One caveat:  I love Wikipedia, but it isn't a journal.  Adjust your vita accordingly.

And now, to start your day on a happy note, in honor of Trinity College, here is 1976 concert footage of Lynyrd Skynyrd doing an old Jimmie Rodgers standard ("woman made a fool out of me.")

8 comments:

Shane Landrum said...

Readers who are curious about trying Michel Aaij's strategy at home might want to know about this project to bring more women's history to Wikipedia. I started it earlier this semester but haven't had a lot of time to put into it, and it would be great to see more professional scholars getting involved. (Project coordination or other forms of editorial wrangling could go under "Professional Service," something that's not been mentioned in the coverage of Michel Aaij's tenure case.)

If you're not ready to try adding a Wikipedia entry to your CV, we've also created a WikiProject Women's History for Educators page which explains the how and why of assigning Wikipedia-entry writing in your courses. Students understand a lot more about Wikipedia once they've had to fact-check, expand, or create an article on their own.

Comrade PhysioProf said...

One caveat: I love Wikipedia, but it isn't a journal. Adjust your vita accordingly.

More importantly, one's intellectual contributions to Wikipedia are not peer-reviewed in a manner whose outcome can be perceived by a promotion/tenure committee. Accordingly, to the extent that promotion/tenure hinges on one's stature in a field as reflected in peer-reviewed contributions, activities like posting to Wikipedia are worthless to promotion/tenure committees.

feMOMhist said...

the president of our college keeps running around claiming younger faculty are no longer interested in tenure. I suppose she believes if she repeats it often enough, it might come true even at TTLAC, where the benefits of tenure are at best meagre.
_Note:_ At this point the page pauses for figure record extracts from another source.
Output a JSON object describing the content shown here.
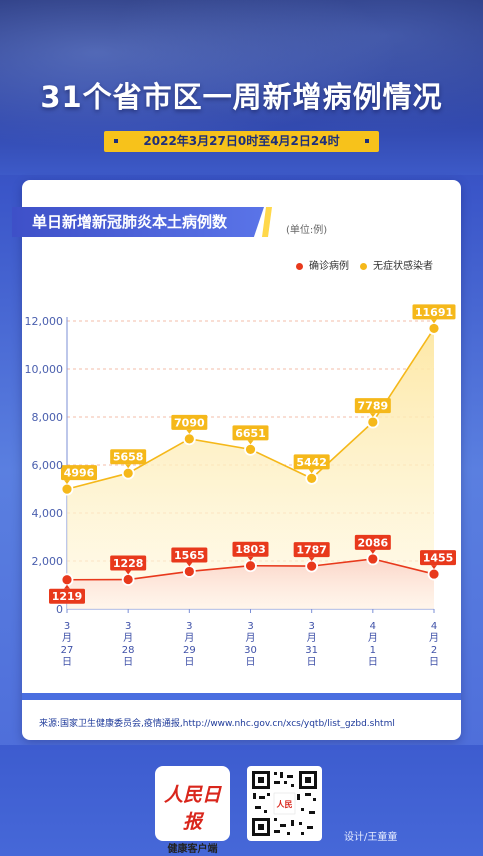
{
  "header": {
    "title": "31个省市区一周新增病例情况",
    "date_range": "2022年3月27日0时至4月2日24时"
  },
  "chart_title": "单日新增新冠肺炎本土病例数",
  "unit_label": "(单位:例)",
  "legend": {
    "confirmed": "确诊病例",
    "asymptomatic": "无症状感染者"
  },
  "source": "来源:国家卫生健康委员会,疫情通报,http://www.nhc.gov.cn/xcs/yqtb/list_gzbd.shtml",
  "footer": {
    "logo_main": "人民日报",
    "logo_sub": "健康客户端",
    "designer": "设计/王童童"
  },
  "colors": {
    "confirmed": "#e8391c",
    "asymptomatic": "#f5b81a"
  },
  "chart_data": {
    "type": "line",
    "categories": [
      [
        "3",
        "月",
        "27",
        "日"
      ],
      [
        "3",
        "月",
        "28",
        "日"
      ],
      [
        "3",
        "月",
        "29",
        "日"
      ],
      [
        "3",
        "月",
        "30",
        "日"
      ],
      [
        "3",
        "月",
        "31",
        "日"
      ],
      [
        "4",
        "月",
        "1",
        "日"
      ],
      [
        "4",
        "月",
        "2",
        "日"
      ]
    ],
    "series": [
      {
        "name": "确诊病例",
        "values": [
          1219,
          1228,
          1565,
          1803,
          1787,
          2086,
          1455
        ]
      },
      {
        "name": "无症状感染者",
        "values": [
          4996,
          5658,
          7090,
          6651,
          5442,
          7789,
          11691
        ]
      }
    ],
    "y_ticks": [
      "0",
      "2,000",
      "4,000",
      "6,000",
      "8,000",
      "10,000",
      "12,000"
    ],
    "ylim": [
      0,
      12000
    ],
    "grid": true
  }
}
Perhaps I should refer her to students for insights into the value of the system.

Dorothy Potter Snyder said...

Based on the good reasons for tenure at the University level, it does seem to me however that tenure at the grade and high school level is, er, kind of laughable and in practice seems in some cases to be a bad thing for the education of the young and pockets of the tax paying public.

The Lynyrd Skynyrd rocked my world. Good luck with the line by line-ing!

West Coast Medievalist said...

I am also a clandestine fan of Wikipedia, which is far more reliable and informative than most of my colleagues will admit. I have on several occasions had students edit Wikipedia pages for my courses, and I agree with Shane Landrum that they come to understand it a lot more as a result. Moreover, there is a certain thrill for them to write for a "real" audience (i.e., not the fictive audience of the professor), and they take this responsibility very seriously. On the downside, Wikipedia insists on two things that make for a less than critically engaged project for students: no original research can be presented, and the material must echo a consensus in the field. Great for an encyclopedia (which is it is reliable and informative enough that I like using it!), but I ultimately abandoned the assignment because it did not really allow for the crafting of an argument and the use of primary-source evidence. For the same reasons, Wikipedia should play no more of a role in tenure than book reviews.

Dr. Koshary said...

TR, it is so eerie that you posted a Jimmie Rodgers song. I just did the same thing over at my blog, before I even saw your post. Freaky stuff.

Anonymous said...

I was on a reappointment committee for a young colleague and the oldest member of the committee kept saying we should complain that he is teaching in way that focuses not just on our field but also on a related field. I had to keep saying, louder and louder and in words of fewer and fewer syllables, that his dissertation, c.v, and even our ad showed that we should have expected that, and that if we put a complaint about that in the report I would write a separate report so that I would not be included in the future lawsuit.